Menurut Fu, beberapa anak muda menemukan ikatan kekeluargaan di dalam gereja, yang tidak ditemukan di rumah mereka sendiri. “Kami mempunyai program bernama Makan Malam Bersama Para Penatua di mana pasangan-pasangan berusia 50an tahun membuka rumah mereka bagi kaum muda untuk makan malam dan bersekutu bersama mereka.”

Clement Ong, 29 tahun, bergabung dengan gereja tersebut saat ia berusia 16 tahun, setelah berpartisipasi dalam acara perkemahan pelajar di SMA Anglikan. Saat ini Ong melayani di pelayanan kaum muda.
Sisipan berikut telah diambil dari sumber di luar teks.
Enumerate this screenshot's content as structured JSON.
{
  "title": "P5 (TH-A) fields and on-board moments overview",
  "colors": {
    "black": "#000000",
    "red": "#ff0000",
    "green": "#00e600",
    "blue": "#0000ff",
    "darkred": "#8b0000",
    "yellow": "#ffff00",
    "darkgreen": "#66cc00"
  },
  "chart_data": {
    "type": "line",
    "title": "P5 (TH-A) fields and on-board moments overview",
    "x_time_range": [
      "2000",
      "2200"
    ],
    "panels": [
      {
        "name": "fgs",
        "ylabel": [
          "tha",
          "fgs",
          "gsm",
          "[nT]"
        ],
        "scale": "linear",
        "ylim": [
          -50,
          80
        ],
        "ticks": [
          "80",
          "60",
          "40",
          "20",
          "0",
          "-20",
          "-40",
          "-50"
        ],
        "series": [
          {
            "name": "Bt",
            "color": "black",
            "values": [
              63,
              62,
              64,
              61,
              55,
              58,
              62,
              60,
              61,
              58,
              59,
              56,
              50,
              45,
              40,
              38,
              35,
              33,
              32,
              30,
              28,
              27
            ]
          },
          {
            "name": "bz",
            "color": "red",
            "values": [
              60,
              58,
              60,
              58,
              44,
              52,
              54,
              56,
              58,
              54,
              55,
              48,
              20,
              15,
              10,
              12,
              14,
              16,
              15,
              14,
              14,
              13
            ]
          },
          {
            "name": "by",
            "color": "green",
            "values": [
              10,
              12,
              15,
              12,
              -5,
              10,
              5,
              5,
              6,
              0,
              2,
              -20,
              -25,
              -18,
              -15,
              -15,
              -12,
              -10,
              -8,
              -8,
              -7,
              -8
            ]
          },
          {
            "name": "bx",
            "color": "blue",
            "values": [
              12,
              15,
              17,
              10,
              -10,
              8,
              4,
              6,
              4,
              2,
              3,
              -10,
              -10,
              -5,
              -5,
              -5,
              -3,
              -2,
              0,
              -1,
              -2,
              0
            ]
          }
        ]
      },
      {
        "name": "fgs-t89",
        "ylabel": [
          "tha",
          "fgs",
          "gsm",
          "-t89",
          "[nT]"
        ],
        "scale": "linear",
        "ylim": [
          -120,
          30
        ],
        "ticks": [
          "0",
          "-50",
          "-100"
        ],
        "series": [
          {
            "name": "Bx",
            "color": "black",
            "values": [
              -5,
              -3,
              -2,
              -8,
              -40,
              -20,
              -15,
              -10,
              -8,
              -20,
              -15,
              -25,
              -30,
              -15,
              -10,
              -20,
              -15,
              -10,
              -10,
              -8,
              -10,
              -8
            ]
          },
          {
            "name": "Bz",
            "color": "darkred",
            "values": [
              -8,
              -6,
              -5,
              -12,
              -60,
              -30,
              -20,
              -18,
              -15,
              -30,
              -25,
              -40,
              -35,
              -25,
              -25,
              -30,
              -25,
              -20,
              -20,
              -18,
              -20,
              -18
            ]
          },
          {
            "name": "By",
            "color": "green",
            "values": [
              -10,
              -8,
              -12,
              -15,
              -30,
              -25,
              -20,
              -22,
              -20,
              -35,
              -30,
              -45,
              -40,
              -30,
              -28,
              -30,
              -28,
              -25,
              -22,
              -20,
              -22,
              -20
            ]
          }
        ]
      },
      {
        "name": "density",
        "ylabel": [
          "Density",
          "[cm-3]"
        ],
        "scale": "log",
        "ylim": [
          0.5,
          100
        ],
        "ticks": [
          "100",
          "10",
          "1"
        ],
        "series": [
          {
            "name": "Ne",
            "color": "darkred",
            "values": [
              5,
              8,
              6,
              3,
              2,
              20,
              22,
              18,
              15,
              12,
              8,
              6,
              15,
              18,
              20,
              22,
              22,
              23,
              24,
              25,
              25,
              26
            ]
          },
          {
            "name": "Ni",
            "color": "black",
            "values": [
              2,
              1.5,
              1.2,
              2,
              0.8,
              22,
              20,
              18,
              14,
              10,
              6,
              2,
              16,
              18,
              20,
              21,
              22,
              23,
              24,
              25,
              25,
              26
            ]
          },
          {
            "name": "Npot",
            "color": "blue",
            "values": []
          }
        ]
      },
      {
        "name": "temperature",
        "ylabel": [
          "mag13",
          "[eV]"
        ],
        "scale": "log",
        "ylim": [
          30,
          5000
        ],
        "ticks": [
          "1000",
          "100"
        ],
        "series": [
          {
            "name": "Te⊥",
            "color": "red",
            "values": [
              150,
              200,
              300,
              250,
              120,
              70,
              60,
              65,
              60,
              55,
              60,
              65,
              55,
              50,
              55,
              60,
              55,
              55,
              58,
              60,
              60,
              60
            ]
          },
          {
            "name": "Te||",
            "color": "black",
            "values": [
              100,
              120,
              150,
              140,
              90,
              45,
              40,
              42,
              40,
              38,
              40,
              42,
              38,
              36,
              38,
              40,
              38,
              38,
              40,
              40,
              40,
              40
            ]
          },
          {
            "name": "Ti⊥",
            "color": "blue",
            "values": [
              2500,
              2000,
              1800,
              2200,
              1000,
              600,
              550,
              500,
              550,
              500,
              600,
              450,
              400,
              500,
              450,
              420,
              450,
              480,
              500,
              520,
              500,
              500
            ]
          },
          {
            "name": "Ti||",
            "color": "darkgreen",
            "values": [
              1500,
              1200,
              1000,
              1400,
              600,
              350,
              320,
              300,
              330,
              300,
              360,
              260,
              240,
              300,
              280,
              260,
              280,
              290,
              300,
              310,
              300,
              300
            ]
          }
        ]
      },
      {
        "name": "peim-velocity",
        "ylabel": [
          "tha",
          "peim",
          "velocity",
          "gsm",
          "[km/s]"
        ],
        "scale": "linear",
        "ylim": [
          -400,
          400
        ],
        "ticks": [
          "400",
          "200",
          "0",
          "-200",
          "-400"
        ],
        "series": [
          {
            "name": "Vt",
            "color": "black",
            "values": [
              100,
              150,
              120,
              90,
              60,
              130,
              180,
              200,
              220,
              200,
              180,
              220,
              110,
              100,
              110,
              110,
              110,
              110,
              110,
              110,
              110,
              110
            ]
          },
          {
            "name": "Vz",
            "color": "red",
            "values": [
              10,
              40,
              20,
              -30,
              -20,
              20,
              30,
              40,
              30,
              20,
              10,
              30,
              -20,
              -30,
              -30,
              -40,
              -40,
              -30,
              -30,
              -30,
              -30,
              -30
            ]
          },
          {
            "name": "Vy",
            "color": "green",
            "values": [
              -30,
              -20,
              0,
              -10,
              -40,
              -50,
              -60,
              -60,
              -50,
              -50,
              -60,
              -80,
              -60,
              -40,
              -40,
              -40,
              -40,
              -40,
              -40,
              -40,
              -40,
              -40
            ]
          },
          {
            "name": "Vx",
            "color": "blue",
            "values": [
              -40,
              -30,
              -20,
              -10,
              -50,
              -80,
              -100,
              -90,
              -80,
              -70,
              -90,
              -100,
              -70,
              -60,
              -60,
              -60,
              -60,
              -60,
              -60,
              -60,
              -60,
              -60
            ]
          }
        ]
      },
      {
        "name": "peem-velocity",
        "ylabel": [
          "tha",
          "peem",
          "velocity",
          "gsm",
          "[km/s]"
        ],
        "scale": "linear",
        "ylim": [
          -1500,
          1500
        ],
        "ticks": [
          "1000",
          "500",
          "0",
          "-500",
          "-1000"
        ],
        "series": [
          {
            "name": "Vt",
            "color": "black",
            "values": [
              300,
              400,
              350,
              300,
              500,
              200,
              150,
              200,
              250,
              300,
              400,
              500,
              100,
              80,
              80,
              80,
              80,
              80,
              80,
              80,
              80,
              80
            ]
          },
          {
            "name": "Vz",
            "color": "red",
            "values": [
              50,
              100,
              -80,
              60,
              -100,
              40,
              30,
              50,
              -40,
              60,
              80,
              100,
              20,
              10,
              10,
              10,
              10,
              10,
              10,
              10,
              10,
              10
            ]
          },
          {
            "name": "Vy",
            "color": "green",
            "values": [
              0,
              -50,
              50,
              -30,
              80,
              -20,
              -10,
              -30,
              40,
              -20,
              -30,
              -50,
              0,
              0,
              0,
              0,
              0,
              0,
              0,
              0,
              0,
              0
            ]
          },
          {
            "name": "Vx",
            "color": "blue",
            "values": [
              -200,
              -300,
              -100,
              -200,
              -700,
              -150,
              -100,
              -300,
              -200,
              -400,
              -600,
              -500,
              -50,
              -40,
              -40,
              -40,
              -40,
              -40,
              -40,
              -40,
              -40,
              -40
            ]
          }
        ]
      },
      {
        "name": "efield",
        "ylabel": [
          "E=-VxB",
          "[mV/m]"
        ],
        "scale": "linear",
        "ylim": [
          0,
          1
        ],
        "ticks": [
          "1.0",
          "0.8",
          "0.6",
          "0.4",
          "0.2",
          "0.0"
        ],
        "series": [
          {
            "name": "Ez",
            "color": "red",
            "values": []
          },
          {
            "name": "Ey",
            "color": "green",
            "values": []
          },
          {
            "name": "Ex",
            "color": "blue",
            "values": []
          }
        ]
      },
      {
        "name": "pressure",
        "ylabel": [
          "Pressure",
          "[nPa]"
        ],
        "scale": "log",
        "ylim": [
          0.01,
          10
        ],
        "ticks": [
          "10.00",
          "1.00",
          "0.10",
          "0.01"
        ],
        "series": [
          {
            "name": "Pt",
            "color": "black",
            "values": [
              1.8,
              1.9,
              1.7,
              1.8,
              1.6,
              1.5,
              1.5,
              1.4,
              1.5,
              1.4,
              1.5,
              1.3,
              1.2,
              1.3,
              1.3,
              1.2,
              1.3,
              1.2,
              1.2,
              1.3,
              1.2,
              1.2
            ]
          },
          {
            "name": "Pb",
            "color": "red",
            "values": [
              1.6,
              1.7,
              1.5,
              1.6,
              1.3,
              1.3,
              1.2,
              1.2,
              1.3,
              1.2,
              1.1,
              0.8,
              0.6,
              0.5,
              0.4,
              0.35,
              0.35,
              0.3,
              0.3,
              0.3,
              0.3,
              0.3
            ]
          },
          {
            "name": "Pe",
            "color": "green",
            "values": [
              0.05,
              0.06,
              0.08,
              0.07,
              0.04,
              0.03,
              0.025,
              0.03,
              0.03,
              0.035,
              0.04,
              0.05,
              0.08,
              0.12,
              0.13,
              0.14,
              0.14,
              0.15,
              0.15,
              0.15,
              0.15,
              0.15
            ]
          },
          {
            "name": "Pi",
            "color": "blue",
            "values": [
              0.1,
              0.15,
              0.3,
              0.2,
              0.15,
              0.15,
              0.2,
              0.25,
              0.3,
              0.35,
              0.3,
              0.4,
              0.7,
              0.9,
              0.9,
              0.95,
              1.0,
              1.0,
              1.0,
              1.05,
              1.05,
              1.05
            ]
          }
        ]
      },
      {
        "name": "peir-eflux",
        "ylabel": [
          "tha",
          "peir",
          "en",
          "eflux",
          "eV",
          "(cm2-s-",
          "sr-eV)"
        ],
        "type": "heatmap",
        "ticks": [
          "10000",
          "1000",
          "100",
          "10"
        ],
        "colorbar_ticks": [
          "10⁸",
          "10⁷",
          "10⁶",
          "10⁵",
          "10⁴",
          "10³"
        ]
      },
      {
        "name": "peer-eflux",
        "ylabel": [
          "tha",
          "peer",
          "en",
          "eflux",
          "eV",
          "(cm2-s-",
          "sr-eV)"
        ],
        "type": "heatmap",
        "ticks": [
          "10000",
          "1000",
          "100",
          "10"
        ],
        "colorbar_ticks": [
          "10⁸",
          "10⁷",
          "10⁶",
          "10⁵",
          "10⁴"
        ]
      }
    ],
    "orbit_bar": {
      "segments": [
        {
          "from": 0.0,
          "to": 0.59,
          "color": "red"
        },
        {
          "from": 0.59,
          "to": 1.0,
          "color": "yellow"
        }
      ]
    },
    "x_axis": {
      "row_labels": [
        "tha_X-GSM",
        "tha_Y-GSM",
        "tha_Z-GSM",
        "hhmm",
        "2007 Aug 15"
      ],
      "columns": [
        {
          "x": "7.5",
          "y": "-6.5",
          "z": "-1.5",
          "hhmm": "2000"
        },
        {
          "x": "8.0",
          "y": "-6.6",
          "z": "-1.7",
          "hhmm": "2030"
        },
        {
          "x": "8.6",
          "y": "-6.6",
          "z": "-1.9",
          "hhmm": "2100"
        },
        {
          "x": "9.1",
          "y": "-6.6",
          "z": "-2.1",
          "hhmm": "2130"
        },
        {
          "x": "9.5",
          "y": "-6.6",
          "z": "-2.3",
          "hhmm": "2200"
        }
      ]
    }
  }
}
Ia mengamati bahwa dalam beberapa keluarga berpenghasilan ganda, sistem dukungan terhadap anak telah bergeser dari keluarga inti ke keluarga gereja.

“Dengan adanya Instagram dan media sosial, kami para pemimpin juga lebih peka terhadap kehidupan generasi muda,” kata Ong. “Saat kami melihat kabar terbaru di media sosial mereka, kami akan menyapa mereka lebih sering, mengirimkan pesan teks, dan bertemu langsung untuk makan bersama.”

Namun teknologi ini memiliki sisi lain. Fu mencatat bahwa banyak pandangan dunia anak muda yang terbentuk melalui ponsel pintar mereka.

“Apa yang mereka ketahui tentang teman-temannya berasal dari stori-stori di Instagram dan video TikTok,” kata Fu. “Beberapa remaja sebenarnya merasa canggung dalam situasi sosial karena kebanyakan dari mereka berkomunikasi secara virtual.”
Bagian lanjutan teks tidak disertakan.